Permotanyderidae

Scientific classification
- Domain: Eukaryota
- Kingdom: Animalia
- Phylum: Arthropoda
- Class: Insecta
- Order: Mecoptera
- Suborder: †Protodiptera
- Family: †Permotanyderidae Riek, 1953
- Genera: Choristotanyderus; Permotanyderus;

= Permotanyderidae =

Extinct family of insects

Permotanyderidae is an extinct family of insects within the order Protodiptera.

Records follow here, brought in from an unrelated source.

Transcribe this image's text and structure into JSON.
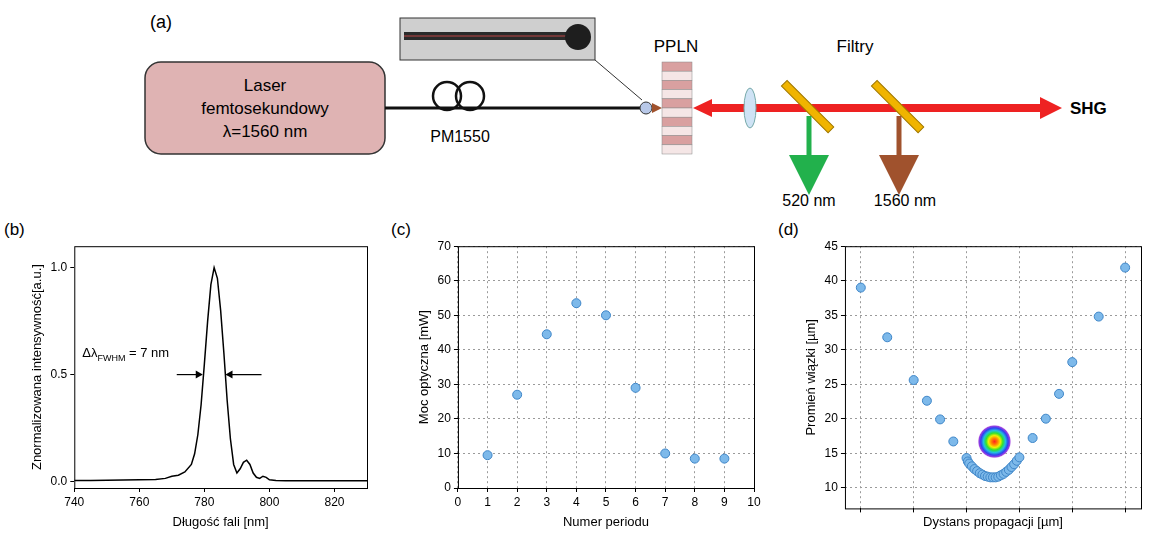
{
  "diagram": {
    "panel": "(a)",
    "laser": [
      "Laser",
      "femtosekundowy",
      "λ=1560 nm"
    ],
    "fiber": "PM1550",
    "crystal": "PPLN",
    "filters": "Filtry",
    "output": "SHG",
    "separated": [
      "520 nm",
      "1560 nm"
    ]
  },
  "chart_data": [
    {
      "panel": "(b)",
      "type": "line",
      "x_label": "Długość fali [nm]",
      "y_label": "Znormalizowana intensywność[a.u.]",
      "x": [
        740,
        745,
        750,
        755,
        760,
        765,
        768,
        770,
        772,
        774,
        776,
        777,
        778,
        779,
        780,
        781,
        782,
        783,
        784,
        785,
        786,
        787,
        788,
        789,
        790,
        791,
        792,
        793,
        794,
        795,
        796,
        797,
        798,
        799,
        800,
        802,
        805,
        810,
        815,
        820,
        825,
        830
      ],
      "values": [
        0.005,
        0.005,
        0.006,
        0.007,
        0.008,
        0.01,
        0.015,
        0.025,
        0.03,
        0.045,
        0.08,
        0.13,
        0.22,
        0.36,
        0.55,
        0.75,
        0.92,
        1.0,
        0.95,
        0.8,
        0.6,
        0.38,
        0.2,
        0.08,
        0.04,
        0.06,
        0.09,
        0.1,
        0.08,
        0.04,
        0.02,
        0.015,
        0.025,
        0.02,
        0.008,
        0.005,
        0.004,
        0.004,
        0.004,
        0.004,
        0.004,
        0.004
      ],
      "color": "#000000",
      "xlim": [
        740,
        830
      ],
      "xticks": [
        740,
        760,
        780,
        800,
        820
      ],
      "ylim": [
        -0.03,
        1.1
      ],
      "yticks": [
        {
          "value": 0,
          "label": "0.0"
        },
        {
          "value": 0.5,
          "label": "0.5"
        },
        {
          "value": 1,
          "label": "1.0"
        }
      ],
      "grid": false,
      "annotation": {
        "text": "Δλ",
        "subscript": "FWHM",
        "after": " = 7 nm",
        "fwhm_range": [
          779.5,
          786.5
        ],
        "fwhm_level": 0.5
      }
    },
    {
      "panel": "(c)",
      "type": "scatter",
      "x_label": "Numer periodu",
      "y_label": "Moc optyczna [mW]",
      "x": [
        1,
        2,
        3,
        4,
        5,
        6,
        7,
        8,
        9
      ],
      "values": [
        9.5,
        27,
        44.5,
        53.5,
        50,
        29,
        10,
        8.5,
        8.5
      ],
      "color": "#7db9ea",
      "xlim": [
        0,
        10
      ],
      "xticks": [
        0,
        1,
        2,
        3,
        4,
        5,
        6,
        7,
        8,
        9,
        10
      ],
      "ylim": [
        0,
        70
      ],
      "yticks": [
        0,
        10,
        20,
        30,
        40,
        50,
        60,
        70
      ],
      "grid": true
    },
    {
      "panel": "(d)",
      "type": "scatter",
      "x_label": "Dystans propagacji [µm]",
      "y_label": "Promień wiązki [µm]",
      "x": [
        0,
        100,
        200,
        250,
        300,
        350,
        400,
        405,
        410,
        420,
        430,
        440,
        450,
        460,
        470,
        480,
        490,
        500,
        510,
        520,
        530,
        540,
        550,
        560,
        570,
        580,
        590,
        600,
        650,
        700,
        750,
        800,
        900,
        1000
      ],
      "values": [
        39,
        31.8,
        25.6,
        22.6,
        19.9,
        16.7,
        14.3,
        13.8,
        13.5,
        13.1,
        12.7,
        12.4,
        12.1,
        11.9,
        11.7,
        11.6,
        11.5,
        11.5,
        11.5,
        11.6,
        11.8,
        12.0,
        12.3,
        12.6,
        13.0,
        13.4,
        13.9,
        14.4,
        17.2,
        20,
        23.6,
        28.2,
        34.8,
        41.9
      ],
      "color": "#7db9ea",
      "xlim": [
        -60,
        1060
      ],
      "xticks": [
        0,
        200,
        400,
        600,
        800,
        1000
      ],
      "ylim": [
        7,
        45
      ],
      "yticks": [
        10,
        15,
        20,
        25,
        30,
        35,
        40,
        45
      ],
      "grid": true,
      "tick_labels": "y"
    }
  ]
}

Along with Permotipulidae (Permotipula and Permila, Willmann, 1989) and the Robinjohniidae (Robinjohnia, Scherbakov ET to., 1995), the somewhat more distantly related Permotanyderidae forms a group of mecopteroids of the Late Permian of Australia and Eurasia (250-260 Ma) that represents the older close relatives of the true flies. The first two genera had separate wings (presumably the front), while the last two have been created from complete specimens: The Robinjohniidae had four wings of about the same size, while the hind wings of the Choristotanyderus nanus (Permotanyderidae) specimens had a size of about half of the front, and the mesothorax was great. In all these genera the wing venation was low compared with other mecopteroids and close to the hypothetical original venation of the Diptera (Hennig, 1973; Willmann, 1989).